Messrs. Theodore Planque (a very tall gentleman), Hugh Jackson (a very short one), and Robert Thomas Huff (neither tall nor short, but, as it were, between both), and a _bamboo cane_, almost as long and large as a little scaffold-pole, were brought before the magistrates from the subterraneous saloons of St. Martin's watch-house, charged with dreadful doings among the _Charleys_.[13]

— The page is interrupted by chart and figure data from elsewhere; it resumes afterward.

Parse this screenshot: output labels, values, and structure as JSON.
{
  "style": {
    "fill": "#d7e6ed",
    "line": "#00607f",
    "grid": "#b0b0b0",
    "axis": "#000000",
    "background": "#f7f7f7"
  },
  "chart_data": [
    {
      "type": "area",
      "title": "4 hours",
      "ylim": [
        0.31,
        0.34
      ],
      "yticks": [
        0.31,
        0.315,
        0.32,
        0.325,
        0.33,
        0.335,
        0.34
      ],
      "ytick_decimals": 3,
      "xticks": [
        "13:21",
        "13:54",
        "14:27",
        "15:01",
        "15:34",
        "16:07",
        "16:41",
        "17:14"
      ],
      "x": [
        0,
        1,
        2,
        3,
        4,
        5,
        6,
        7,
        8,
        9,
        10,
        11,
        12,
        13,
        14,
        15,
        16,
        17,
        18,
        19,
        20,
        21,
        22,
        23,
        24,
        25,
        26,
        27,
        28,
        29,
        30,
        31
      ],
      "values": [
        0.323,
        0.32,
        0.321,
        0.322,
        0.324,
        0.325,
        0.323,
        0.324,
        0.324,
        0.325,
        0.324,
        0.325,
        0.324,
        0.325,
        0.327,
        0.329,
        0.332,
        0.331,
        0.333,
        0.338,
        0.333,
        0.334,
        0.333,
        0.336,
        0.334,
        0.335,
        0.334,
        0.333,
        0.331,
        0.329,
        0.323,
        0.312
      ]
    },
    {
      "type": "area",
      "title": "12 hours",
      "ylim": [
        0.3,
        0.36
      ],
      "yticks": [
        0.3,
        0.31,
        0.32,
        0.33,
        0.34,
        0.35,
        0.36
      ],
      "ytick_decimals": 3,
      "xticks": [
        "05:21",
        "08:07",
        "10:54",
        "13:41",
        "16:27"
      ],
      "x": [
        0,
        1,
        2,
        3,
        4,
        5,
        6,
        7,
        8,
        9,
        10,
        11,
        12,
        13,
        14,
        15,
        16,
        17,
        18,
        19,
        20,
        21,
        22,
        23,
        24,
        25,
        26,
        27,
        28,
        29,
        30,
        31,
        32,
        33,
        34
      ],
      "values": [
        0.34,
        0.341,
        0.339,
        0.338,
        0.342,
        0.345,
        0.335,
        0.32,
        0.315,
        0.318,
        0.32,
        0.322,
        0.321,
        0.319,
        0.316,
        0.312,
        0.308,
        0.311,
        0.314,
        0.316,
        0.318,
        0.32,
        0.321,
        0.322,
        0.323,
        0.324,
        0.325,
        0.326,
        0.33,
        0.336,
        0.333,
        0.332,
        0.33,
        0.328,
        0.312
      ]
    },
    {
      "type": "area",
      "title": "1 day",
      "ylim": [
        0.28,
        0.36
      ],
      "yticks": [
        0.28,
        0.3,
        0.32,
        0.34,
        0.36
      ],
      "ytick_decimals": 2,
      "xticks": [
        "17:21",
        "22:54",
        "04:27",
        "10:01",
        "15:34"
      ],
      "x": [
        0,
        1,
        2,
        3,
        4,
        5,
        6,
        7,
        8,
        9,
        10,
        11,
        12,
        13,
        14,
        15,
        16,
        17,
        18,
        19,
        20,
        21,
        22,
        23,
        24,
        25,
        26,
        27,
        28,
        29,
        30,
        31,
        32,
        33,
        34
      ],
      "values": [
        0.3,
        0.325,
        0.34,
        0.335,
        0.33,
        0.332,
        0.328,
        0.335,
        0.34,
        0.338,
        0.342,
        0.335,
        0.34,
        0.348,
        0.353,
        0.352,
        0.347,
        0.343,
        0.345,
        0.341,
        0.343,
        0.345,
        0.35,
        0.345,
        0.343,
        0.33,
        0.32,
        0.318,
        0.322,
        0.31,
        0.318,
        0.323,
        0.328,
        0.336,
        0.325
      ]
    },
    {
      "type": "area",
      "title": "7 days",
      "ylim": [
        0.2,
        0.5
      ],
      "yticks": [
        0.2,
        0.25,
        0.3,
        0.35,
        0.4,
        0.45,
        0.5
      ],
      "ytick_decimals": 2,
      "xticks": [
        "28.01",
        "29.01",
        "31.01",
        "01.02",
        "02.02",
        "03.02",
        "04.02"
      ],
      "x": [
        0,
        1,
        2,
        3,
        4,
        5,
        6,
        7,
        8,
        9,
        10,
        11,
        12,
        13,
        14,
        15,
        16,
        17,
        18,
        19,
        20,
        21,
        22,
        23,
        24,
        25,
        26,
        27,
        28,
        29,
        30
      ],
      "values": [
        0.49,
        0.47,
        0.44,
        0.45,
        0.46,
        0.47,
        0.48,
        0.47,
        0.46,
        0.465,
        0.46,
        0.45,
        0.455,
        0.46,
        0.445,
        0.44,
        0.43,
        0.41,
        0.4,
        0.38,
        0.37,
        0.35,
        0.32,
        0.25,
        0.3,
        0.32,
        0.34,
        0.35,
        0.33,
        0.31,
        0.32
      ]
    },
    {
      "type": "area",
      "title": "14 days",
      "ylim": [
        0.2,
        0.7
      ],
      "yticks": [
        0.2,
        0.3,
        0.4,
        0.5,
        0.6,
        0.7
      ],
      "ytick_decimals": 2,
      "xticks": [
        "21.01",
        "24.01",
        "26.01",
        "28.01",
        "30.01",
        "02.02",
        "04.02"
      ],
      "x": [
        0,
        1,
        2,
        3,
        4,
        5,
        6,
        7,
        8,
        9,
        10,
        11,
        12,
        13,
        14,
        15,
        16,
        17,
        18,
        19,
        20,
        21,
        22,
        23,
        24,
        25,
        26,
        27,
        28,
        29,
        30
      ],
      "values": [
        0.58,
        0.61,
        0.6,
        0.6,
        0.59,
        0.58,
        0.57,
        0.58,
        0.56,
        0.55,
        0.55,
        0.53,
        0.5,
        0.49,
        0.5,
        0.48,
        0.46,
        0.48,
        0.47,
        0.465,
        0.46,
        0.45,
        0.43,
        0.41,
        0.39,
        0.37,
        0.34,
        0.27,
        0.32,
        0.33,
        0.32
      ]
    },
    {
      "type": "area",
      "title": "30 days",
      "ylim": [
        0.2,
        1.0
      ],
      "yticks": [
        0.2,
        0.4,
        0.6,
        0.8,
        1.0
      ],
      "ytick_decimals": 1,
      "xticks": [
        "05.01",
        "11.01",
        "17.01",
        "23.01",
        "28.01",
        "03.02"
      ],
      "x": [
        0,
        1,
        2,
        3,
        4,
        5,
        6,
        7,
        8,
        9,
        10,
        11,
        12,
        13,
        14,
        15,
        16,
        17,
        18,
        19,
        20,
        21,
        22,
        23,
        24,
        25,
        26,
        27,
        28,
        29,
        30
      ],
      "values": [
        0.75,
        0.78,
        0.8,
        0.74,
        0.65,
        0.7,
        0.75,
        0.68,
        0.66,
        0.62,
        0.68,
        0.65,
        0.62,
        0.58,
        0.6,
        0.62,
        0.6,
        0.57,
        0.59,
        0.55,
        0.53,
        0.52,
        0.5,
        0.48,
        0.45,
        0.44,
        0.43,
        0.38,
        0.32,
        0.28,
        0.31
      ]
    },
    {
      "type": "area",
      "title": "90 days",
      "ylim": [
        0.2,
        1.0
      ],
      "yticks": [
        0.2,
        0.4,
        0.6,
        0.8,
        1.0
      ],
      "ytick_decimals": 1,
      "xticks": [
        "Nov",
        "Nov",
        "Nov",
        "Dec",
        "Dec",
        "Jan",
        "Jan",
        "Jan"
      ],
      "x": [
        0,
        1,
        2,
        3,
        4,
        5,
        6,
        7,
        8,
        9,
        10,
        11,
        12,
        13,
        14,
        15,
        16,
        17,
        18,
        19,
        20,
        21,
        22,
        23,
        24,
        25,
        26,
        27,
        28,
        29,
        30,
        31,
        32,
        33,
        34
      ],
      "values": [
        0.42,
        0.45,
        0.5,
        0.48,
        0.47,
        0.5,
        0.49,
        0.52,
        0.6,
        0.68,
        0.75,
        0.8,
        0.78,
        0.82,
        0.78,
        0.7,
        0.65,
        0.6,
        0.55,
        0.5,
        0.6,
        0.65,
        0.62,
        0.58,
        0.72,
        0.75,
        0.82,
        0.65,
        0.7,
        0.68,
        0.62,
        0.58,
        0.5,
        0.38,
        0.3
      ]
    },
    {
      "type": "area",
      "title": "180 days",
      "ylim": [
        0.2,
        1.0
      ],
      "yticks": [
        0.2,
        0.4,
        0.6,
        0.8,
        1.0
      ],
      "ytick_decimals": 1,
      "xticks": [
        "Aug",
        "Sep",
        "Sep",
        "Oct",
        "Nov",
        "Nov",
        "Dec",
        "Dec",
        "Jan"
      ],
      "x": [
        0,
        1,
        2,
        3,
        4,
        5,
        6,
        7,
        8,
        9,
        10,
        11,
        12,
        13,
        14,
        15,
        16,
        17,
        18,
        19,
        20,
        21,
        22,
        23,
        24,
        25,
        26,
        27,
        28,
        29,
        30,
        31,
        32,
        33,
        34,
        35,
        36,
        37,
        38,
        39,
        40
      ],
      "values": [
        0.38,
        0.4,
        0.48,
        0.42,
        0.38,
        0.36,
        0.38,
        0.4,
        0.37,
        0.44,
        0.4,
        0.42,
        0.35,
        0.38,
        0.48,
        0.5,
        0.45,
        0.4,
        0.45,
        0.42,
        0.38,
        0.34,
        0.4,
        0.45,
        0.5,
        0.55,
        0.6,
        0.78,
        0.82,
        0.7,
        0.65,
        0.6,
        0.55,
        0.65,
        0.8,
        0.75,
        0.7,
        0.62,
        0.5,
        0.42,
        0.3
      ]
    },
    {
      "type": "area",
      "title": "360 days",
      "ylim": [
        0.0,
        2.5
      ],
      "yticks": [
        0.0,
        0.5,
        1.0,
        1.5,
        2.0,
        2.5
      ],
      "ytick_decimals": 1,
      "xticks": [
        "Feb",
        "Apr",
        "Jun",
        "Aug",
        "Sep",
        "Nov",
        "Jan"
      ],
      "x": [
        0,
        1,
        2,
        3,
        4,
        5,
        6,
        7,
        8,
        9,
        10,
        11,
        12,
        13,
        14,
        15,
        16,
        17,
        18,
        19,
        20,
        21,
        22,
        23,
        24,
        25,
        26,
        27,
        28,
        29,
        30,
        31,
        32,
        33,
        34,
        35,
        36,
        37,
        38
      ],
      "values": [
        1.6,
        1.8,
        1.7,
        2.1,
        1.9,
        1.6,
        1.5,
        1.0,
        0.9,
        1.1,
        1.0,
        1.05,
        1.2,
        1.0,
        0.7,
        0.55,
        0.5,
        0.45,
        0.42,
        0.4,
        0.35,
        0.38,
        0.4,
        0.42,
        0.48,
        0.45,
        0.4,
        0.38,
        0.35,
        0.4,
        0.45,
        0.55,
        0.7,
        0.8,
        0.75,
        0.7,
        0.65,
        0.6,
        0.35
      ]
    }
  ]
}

It appeared by the statements _pro_ and _con._, that the prisoners are very respectable people, and that on Friday night they went to sup with an unquestionably highly respectable tradesman in Long-acre. This supper was given on the occasion of his brother, who is a captain in the navy, having returned from a long and perilous voyage; and, of course, on such an extraordinary occasion, they drank deeper than ordinary. It is really surprising what a quantity of thirsty sentiments an occasion of this kind gives rise to. At last the tall gentleman--or, as one of the watchmen called him, "the _long_ one"--was found stretched out at his length on the pavement before the door, completely done up. It was a _charley_ who found him, and a very honest charley too, as times go; but whilst he was endeavouring to gather him up, the short gentleman came behind and floored poor charley himself, with the great _bamboo_, above mentioned. He was soon up again, however--though, as he said, he never was floored by such a queer thing in his life before, nor half so _clanely_. Once on his legs again, round went his rattle, and in half-a-dozen seconds up came half-a-dozen of his brethren. The short gentleman with his bamboo, seeing this, laid about him lustily--ribs, canisters,[14] or lanterns, it was all one to him. But "who can control his fate?" or what can one single arm do against a dozen? He was _bundled_ up, or enveloped as it were, in a _posse_ of _charleys_, all in full _tog_, enough to smother up a Hercules; and after some little ineffectual sprunting, he, and "the long one," and the "middle-sized one," and the great bamboo, were all safely lodged in the watch-house; where the long one, having shaken off his drunken slumbers, committed divers outrageous assaults upon the night constable and his men, as they were putting them down into the cellars.
In their defence before the magistrate, they admitted the drunkenness, but denied the violence; and begged his worship to believe that it was "entirely a case of _simple intoxication_."
The magistrate ordered the long one to find bail upon four distinct assaults; the short one to find bail upon two distinct assaults; and the middle-sized one was discharged on payment of his fees.
A GREAT MAN IN DISTRESS.
A personage, who described himself as "General Sarsfield Lucan, Viscount Kilmallock in Ireland, a peer of France, and a descendant of Charlemagne," presented himself before the magistrates to solicit a few shillings to enable him to proceed on important business to Wexford.
General Sarsfield Lucan wore an old brown surtout, with the collar turned up behind to keep his neck warm, and a scrap of dirty white ribbon fastened to one of the button-holes; a black velvet waistcoat, powdered with tarnished silver _fleurs-de-lis_, and an ancient well-worn _chapeau bras_, surmounted with a fringe of black feathers. He carried under his arm a large roll of writings, and all his pockets were stuffed with tin cases, pocket-books, and bundles of papers: his "fell of hair" was ruefully matted; an enormous tawny whisker covered either cheek and his upper lip and chin,--which, for want of shaving, "showed like a stubble-field at harvest home,"--was all begrimed with real Scotch.